Filtering base modification calls.

Modified base calls are qualitied with a probability that is contained in the ML tag (see the specification). We calculate the confidence that the model has in the base modification prediction as \(\mathcal{q} = argmax(\textbf{P})\) where \(\textbf{P}\) is the vector of probabilities for each modification. For example, given a model that can classify canonical cytosine, 5mC, and 5hmC, \(\textbf{P}\) is \([P_{C}, P_m, P_h]\), and \(\mathcal{q}\) will be \(\mathcal{q} = argmax(P_{C}, P_m, P_h)\), the maximum of the three probabilities. Filtering in modkit is performed by first determining the value of \(\mathcal{q}\) for the lowest n-th percentile of calls (10th percentile by default). The threshold value is typically an estimate because the base modification probabilities are sampled from a subset of the reads. All calls can be used to calculate the exact value, but in practice the approximation gives the same value. Base modification calls with a confidence value less than this number will not be counted.
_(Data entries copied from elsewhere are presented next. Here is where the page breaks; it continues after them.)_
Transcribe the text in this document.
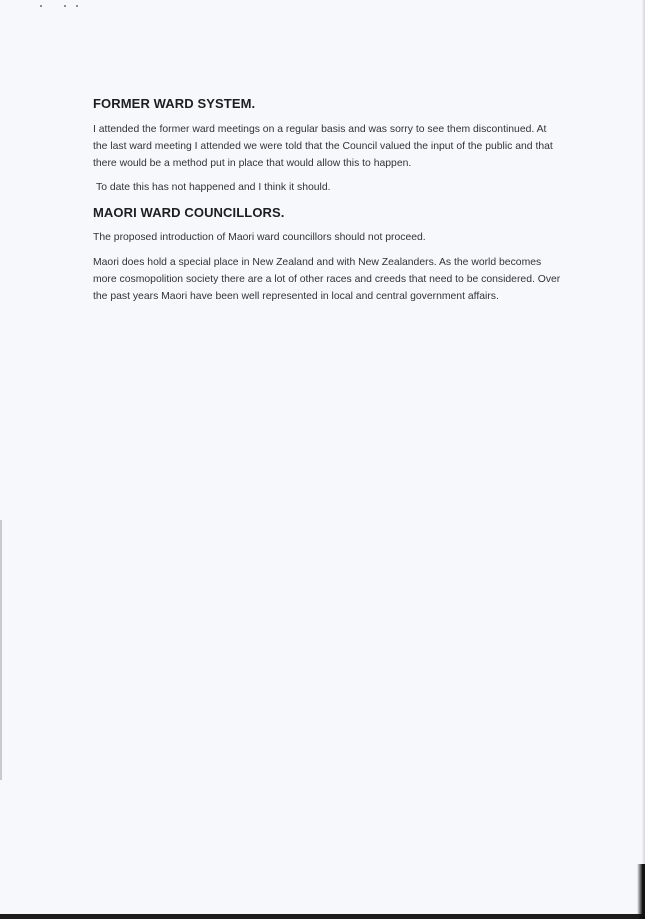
FORMER WARD SYSTEM.

I attended the former ward meetings on a regular basis and was sorry to see them discontinued. At the last ward meeting I attended we were told that the Council valued the input of the public and that there would be a method put in place that would allow this to happen.

To date this has not happened and I think it should.

MAORI WARD COUNCILLORS.

The proposed introduction of Maori ward councillors should not proceed.

Maori does hold a special place in New Zealand and with New Zealanders. As the world becomes more cosmopolition society there are a lot of other races and creeds that need to be considered. Over the past years Maori have been well represented in local and central government affairs.
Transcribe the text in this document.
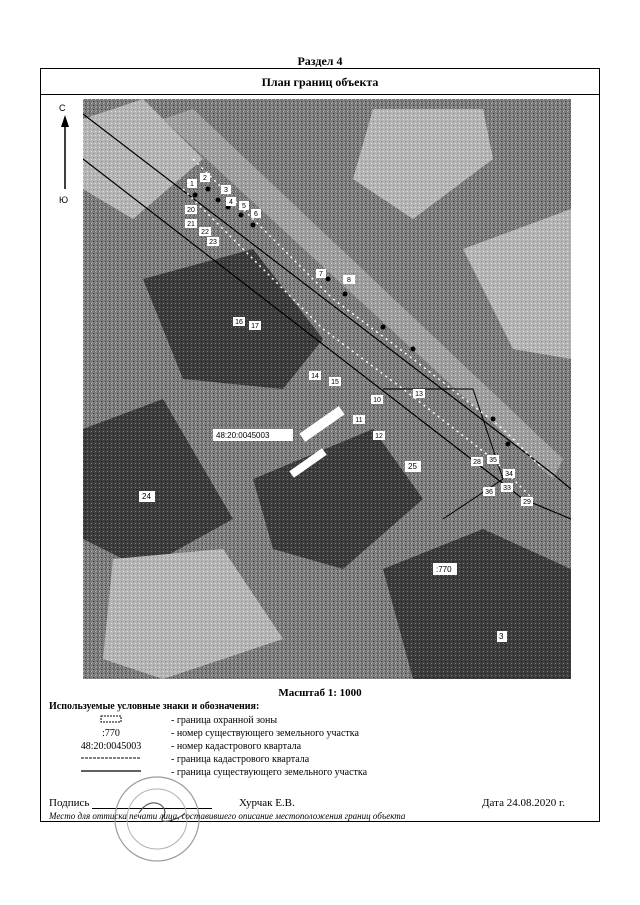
Раздел 4
План границ объекта
С
Ю
1
2
3
4
5
6
7
8
16
17
14
15
10
11
12
13
20
21
22
23
28 35
34
33
36
29
48:20:0045003
24
25
:770
3
Масштаб 1: 1000
Используемые условные знаки и обозначения:
- граница охранной зоны
:770	- номер существующего земельного участка
48:20:0045003	- номер кадастрового квартала
- граница кадастрового квартала
- граница существующего земельного участка
Подпись	Хурчак Е.В.	Дата 24.08.2020 г.
Место для оттиска печати лица, составившего описание местоположения границ объекта
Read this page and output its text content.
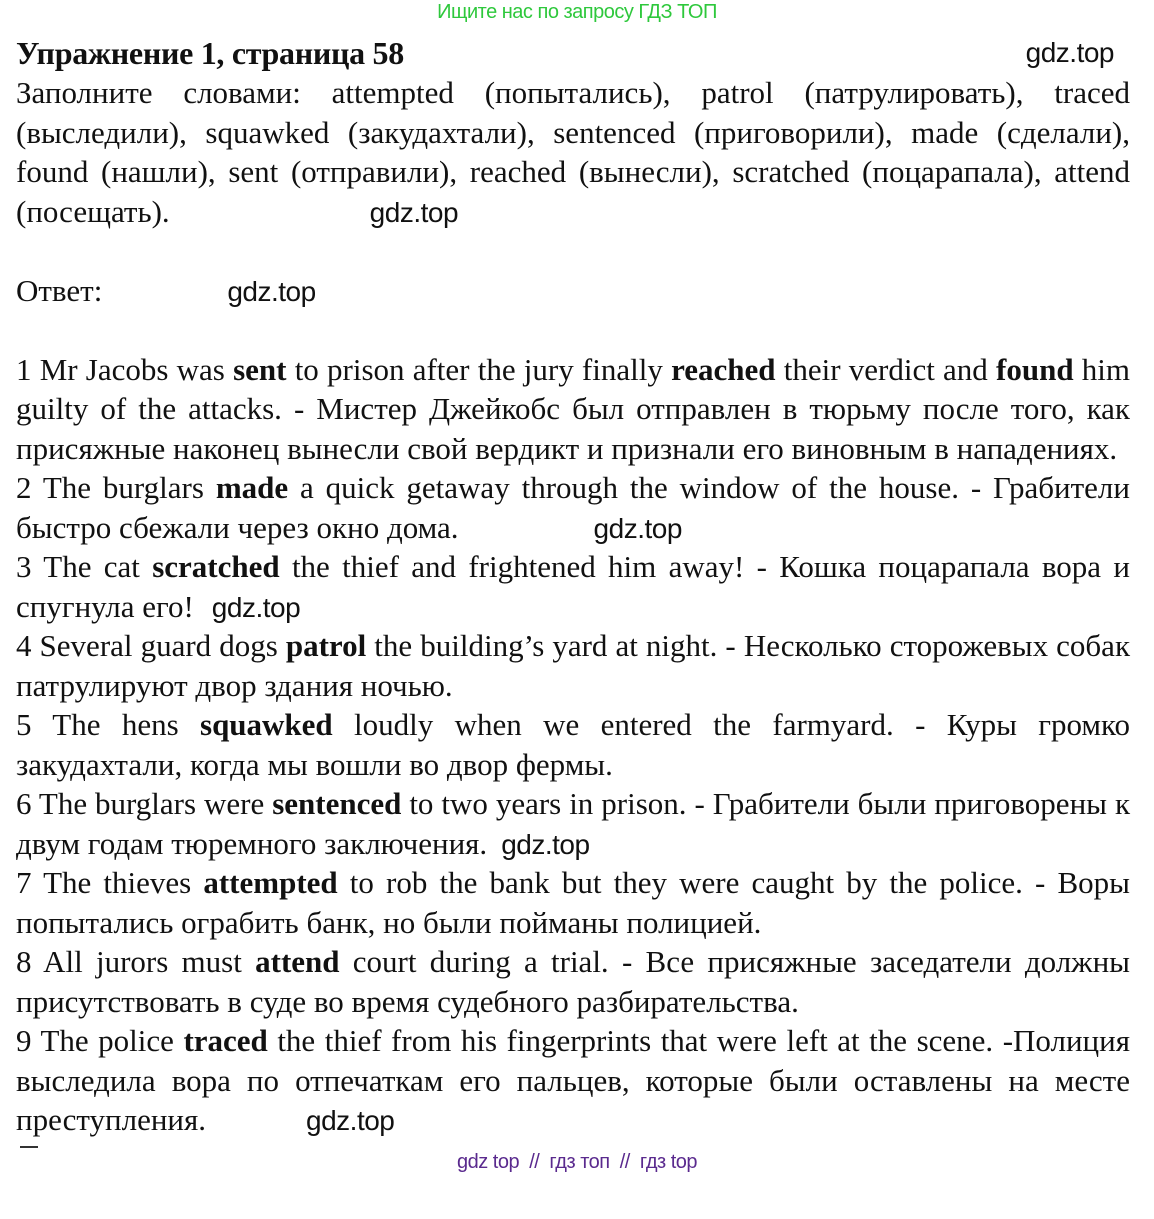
Ищите нас по запросу ГДЗ ТОП
Упражнение 1, страница 58	gdz.top
Заполните словами: attempted (попытались), patrol (патрулировать), traced (выследили), squawked (закудахтали), sentenced (приговорили), made (сделали), found (нашли), sent (отправили), reached (вынесли), scratched (поцарапала), attend (посещать).	gdz.top
Ответ:	gdz.top

1 Mr Jacobs was sent to prison after the jury finally reached their verdict and found him guilty of the attacks. - Мистер Джейкобс был отправлен в тюрьму после того, как присяжные наконец вынесли свой вердикт и признали его виновным в нападениях.

2 The burglars made a quick getaway through the window of the house. - Грабители быстро сбежали через окно дома.	gdz.top

3 The cat scratched the thief and frightened him away! - Кошка поцарапала вора и спугнула его! gdz.top

4 Several guard dogs patrol the building’s yard at night. - Несколько сторожевых собак патрулируют двор здания ночью.

5 The hens squawked loudly when we entered the farmyard. - Куры громко закудахтали, когда мы вошли во двор фермы.

6 The burglars were sentenced to two years in prison. - Грабители были приговорены к двум годам тюремного заключения. gdz.top

7 The thieves attempted to rob the bank but they were caught by the police. - Воры попытались ограбить банк, но были пойманы полицией.

8 All jurors must attend court during a trial. - Все присяжные заседатели должны присутствовать в суде во время судебного разбирательства.

9 The police traced the thief from his fingerprints that were left at the scene. -Полиция выследила вора по отпечаткам его пальцев, которые были оставлены на месте преступления.	gdz.top

gdz top  //  гдз топ  //  гдз top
Determination of the threshold value can be performed on the fly (by sampling) or the threshold value can be specified on the command line with the --filter_threshold flag. The sample-probs command can be used to quickly estimate the value of \(\mathcal{q}\) at various percentiles.

A note on the "probability of modification" (.) MM flag.

The . flag (e.g. C+m.) indicates that primary sequence bases without base modification calls can be inferred to be canonical (SAM tags). Some base modification callers, for example dorado have a default threshold, below which a base modification probability will be omitted (meaning it will be inferred to be a canonical/unmodified base). In general, omitting the base modification probabilities when they are very confidently canonical will not change the results from modkit. However, since the base modification probabilities are effectively changed to 100% canonical, can affect the estimation of the pass threshold.